EghtesadOnline: As part of its Doing Business project, the World Bank also monitors indices concerning trading across borders and the numbers indicate Iran is not doing well.
Tehran Chamber of Commerce, Industries, Mines and Agriculture, a leading private sector bastion, has sought to improve that by providing a roadmap in its latest analytical report.
In its report published on its official website, TCCIM begins by noting that the World Bank measures distance to frontier (DTF) or distance of each economy to the best performance observed (100 points) to evaluate countries.
Iran's trading across borders DTF was 46.11 in 2018, ranking it at 166th. Iran's DTF was far behind the Middle East and North Africa average of 58.07 and behind peers such as the UAE, Oman and Jordan with the latter boasting an 85.93 DTF to give it the rank of 53rd, Financial Tribune reported.
The WB measures time and cost to export and import in relation with border compliance (hours/USD) and documentary compliance (hours/ USD), resulting in eight different indicators. At present, Iran is faring worse than the MENA average across six of those indicators with triple-digit scores, while dozens of economies have managed to nab top scores (zero) in those indicators.
In order to improve its trading across borders index, WB notes that Iran has only made two positive reform measures since 2010:
The first was in 2010 when it reduced the time for exporting and importing through the installation of scanners at the port of Shahid Rajaee and the reorganization of customs clearance offices to separate inspections of special goods (chemicals, petroleum) from those of general goods.

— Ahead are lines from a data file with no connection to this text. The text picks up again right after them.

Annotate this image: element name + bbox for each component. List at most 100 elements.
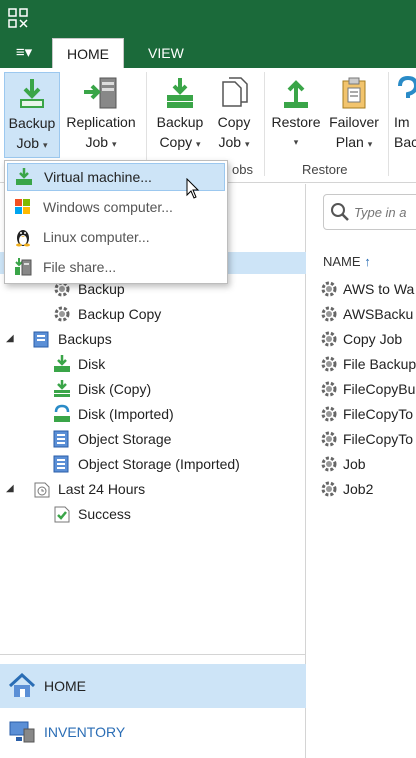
- success-icon: [54, 506, 70, 523]
- tree-item-success[interactable]: Success: [52, 502, 131, 526]
- disk-imported-icon: [54, 404, 70, 422]
- job-name: Job: [343, 456, 366, 472]
- tree-item-label: Success: [78, 506, 131, 522]
- tree-item-label: Object Storage: [78, 431, 172, 447]
- failover-plan-button[interactable]: Failover Plan ▾: [326, 72, 382, 158]
- replication-job-icon: [84, 77, 117, 109]
- menu-item-label: Windows computer...: [43, 199, 173, 215]
- job-name: FileCopyBu: [343, 381, 416, 397]
- copy-job-button[interactable]: Copy Job ▾: [210, 72, 258, 158]
- replication-job-label-2: Job: [85, 134, 109, 150]
- job-list-item[interactable]: AWS to Wa: [319, 277, 414, 301]
- disk-icon: [54, 355, 70, 372]
- disk-copy-icon: [54, 380, 70, 397]
- ribbon-tab-bar: ≡▾ HOME VIEW: [0, 36, 416, 68]
- job-list-item[interactable]: File Backup: [319, 352, 416, 376]
- chevron-down-icon: ▾: [196, 139, 201, 149]
- backup-copy-label-1: Backup: [156, 114, 204, 130]
- gear-icon: [321, 431, 337, 447]
- backups-icon: [33, 331, 49, 348]
- tree-item-object-storage[interactable]: Object Storage: [52, 427, 171, 451]
- menu-item-file-share[interactable]: File share...: [7, 253, 225, 281]
- windows-computer-icon: [15, 199, 30, 214]
- name-column-header[interactable]: NAME ↑: [323, 254, 371, 269]
- job-name: File Backup: [343, 356, 416, 372]
- nav-home-button[interactable]: HOME: [0, 664, 306, 708]
- chevron-down-icon: ▾: [367, 139, 373, 149]
- tree-item-label: Backup Copy: [78, 306, 162, 322]
- nav-inventory-label: INVENTORY: [44, 724, 126, 740]
- file-share-icon: [15, 258, 32, 276]
- main-menu-button[interactable]: ≡▾: [6, 40, 42, 64]
- job-name: FileCopyTo: [343, 406, 414, 422]
- restore-button[interactable]: Restore ▾: [268, 72, 324, 158]
- sort-ascending-icon: ↑: [364, 254, 371, 269]
- tree-item-label: Backups: [58, 331, 112, 347]
- backup-job-label-2: Job: [16, 135, 40, 151]
- tree-item-label: Disk (Imported): [78, 406, 174, 422]
- job-name: AWS to Wa: [343, 281, 415, 297]
- copy-job-label-1: Copy: [217, 114, 251, 130]
- mouse-cursor-icon: [186, 178, 200, 199]
- last-24-hours-icon: [34, 482, 50, 498]
- backup-copy-label-2: Copy: [159, 134, 193, 150]
- replication-job-label-1: Replication: [66, 114, 136, 130]
- object-storage-imported-icon: [53, 455, 69, 473]
- tree-item-backups[interactable]: Backups: [32, 327, 112, 351]
- chevron-down-icon: ▾: [111, 139, 117, 149]
- job-list-item[interactable]: FileCopyBu: [319, 377, 415, 401]
- backup-copy-button[interactable]: Backup Copy ▾: [152, 72, 208, 158]
- job-list-item[interactable]: FileCopyTo: [319, 402, 413, 426]
- tree-item-disk-copy[interactable]: Disk (Copy): [52, 377, 151, 401]
- copy-job-icon: [222, 77, 248, 107]
- backup-job-button[interactable]: Backup Job ▾: [4, 72, 60, 158]
- virtual-machine-icon: [16, 168, 32, 185]
- group-separator: [388, 72, 389, 176]
- gear-icon: [321, 281, 337, 297]
- nav-separator: [0, 654, 306, 655]
- app-logo-icon: [8, 8, 28, 28]
- job-name: AWSBacku: [343, 306, 414, 322]
- import-backup-label-2: Bac: [394, 134, 416, 150]
- restore-icon: [284, 80, 308, 108]
- job-name: Job2: [343, 481, 374, 497]
- tab-view[interactable]: VIEW: [134, 38, 198, 68]
- tree-item-backup-copy[interactable]: Backup Copy: [52, 302, 161, 326]
- nav-inventory-button[interactable]: INVENTORY: [0, 710, 306, 754]
- tree-item-disk-imported[interactable]: Disk (Imported): [52, 402, 174, 426]
- tab-home[interactable]: HOME: [52, 38, 124, 68]
- job-list-item[interactable]: Job: [319, 452, 366, 476]
- chevron-down-icon: ▾: [42, 140, 48, 150]
- menu-item-linux-computer[interactable]: Linux computer...: [7, 223, 225, 251]
- replication-job-button[interactable]: Replication Job ▾: [62, 72, 140, 158]
- gear-icon: [321, 306, 337, 322]
- search-input[interactable]: [354, 204, 416, 220]
- search-box[interactable]: [323, 194, 416, 230]
- import-backup-icon: [398, 76, 416, 98]
- inventory-icon: [9, 721, 35, 743]
- job-list-item[interactable]: FileCopyTo: [319, 427, 413, 451]
- copy-job-label-2: Job: [218, 134, 242, 150]
- job-name: FileCopyTo: [343, 431, 414, 447]
- tree-item-label: Disk: [78, 356, 106, 372]
- jobs-list-pane: NAME ↑ AWS to Wa AWSBacku Copy Job File Bac…: [307, 184, 416, 758]
- column-header-label: NAME: [323, 254, 361, 269]
- import-backup-button[interactable]: Im Bac: [394, 72, 416, 158]
- group-separator: [264, 72, 265, 176]
- job-list-item[interactable]: AWSBacku: [319, 302, 413, 326]
- job-list-item[interactable]: Copy Job: [319, 327, 402, 351]
- tree-expander-last-24-hours[interactable]: ◢: [6, 483, 14, 494]
- tree-item-object-storage-imported[interactable]: Object Storage (Imported): [52, 452, 240, 476]
- restore-label: Restore: [271, 114, 321, 130]
- job-list-item[interactable]: Job2: [319, 477, 373, 501]
- tree-item-label: Object Storage (Imported): [78, 456, 240, 472]
- tree-item-last-24-hours[interactable]: Last 24 Hours: [32, 477, 145, 501]
- menu-item-label: File share...: [43, 259, 117, 275]
- gear-icon: [321, 381, 337, 397]
- tree-item-disk[interactable]: Disk: [52, 352, 105, 376]
- gear-icon: [54, 306, 70, 322]
- gear-icon: [321, 406, 337, 422]
- gear-icon: [321, 356, 337, 372]
- home-icon: [8, 673, 36, 697]
- tree-expander-backups[interactable]: ◢: [6, 333, 14, 344]
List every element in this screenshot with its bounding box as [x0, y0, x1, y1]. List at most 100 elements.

The second was in 2017 when it made exporting and importing easier by improving and expanding the services offered by the national single window.
In contrast, a host of countries that had ranked lower than Iran in 2010 in terms of trading across borders and now stand higher, namely Russia, Ukraine, Azerbaijan, Niger and Rwanda, engaged in a number of reforms including, but not limited to linking their customs and information transformation systems to the Net, eliminating faulty regulations and facilitating the process of customs inspections.
TCCIM has envisioned two sets of nine scenarios based on which Iran's trading across borders points and ranking can be improved in the eyes of WB. The best-case scenario would entail decreasing the time of documentary and border compliance by 80% coupled with a 10% decrease in costs, which would in turn cut Iran's ranking by half and improve it to 81st while significantly boosting its DTF to 74.8.
For the most part, TCCIM has proposed changes to several directives by the Trade Promotion Organization of Iran, Central Bank of Iran and the Islamic Republic of Iran Customs Administration.
It also puts forward proposals for making changes to several laws, including the law of improving the quality of auto manufacturing, law of revising regulations for the Institute of Standards and Industrial Research of Iran, and an article on the fundamentals of the country's five-year development plans.
The entity further calls on the government to make Iran a member of regional and international customs unions, reduce time and costs of receiving port services, and upload all documents in the national single window.
In conclusion, TCCIM asks the government to engage in widespread educational and informative efforts, calls on several ministries to work closer and establish focused workgroups, and demands executive branches to commit themselves to improving their climate of doing business and drafting transparent reports.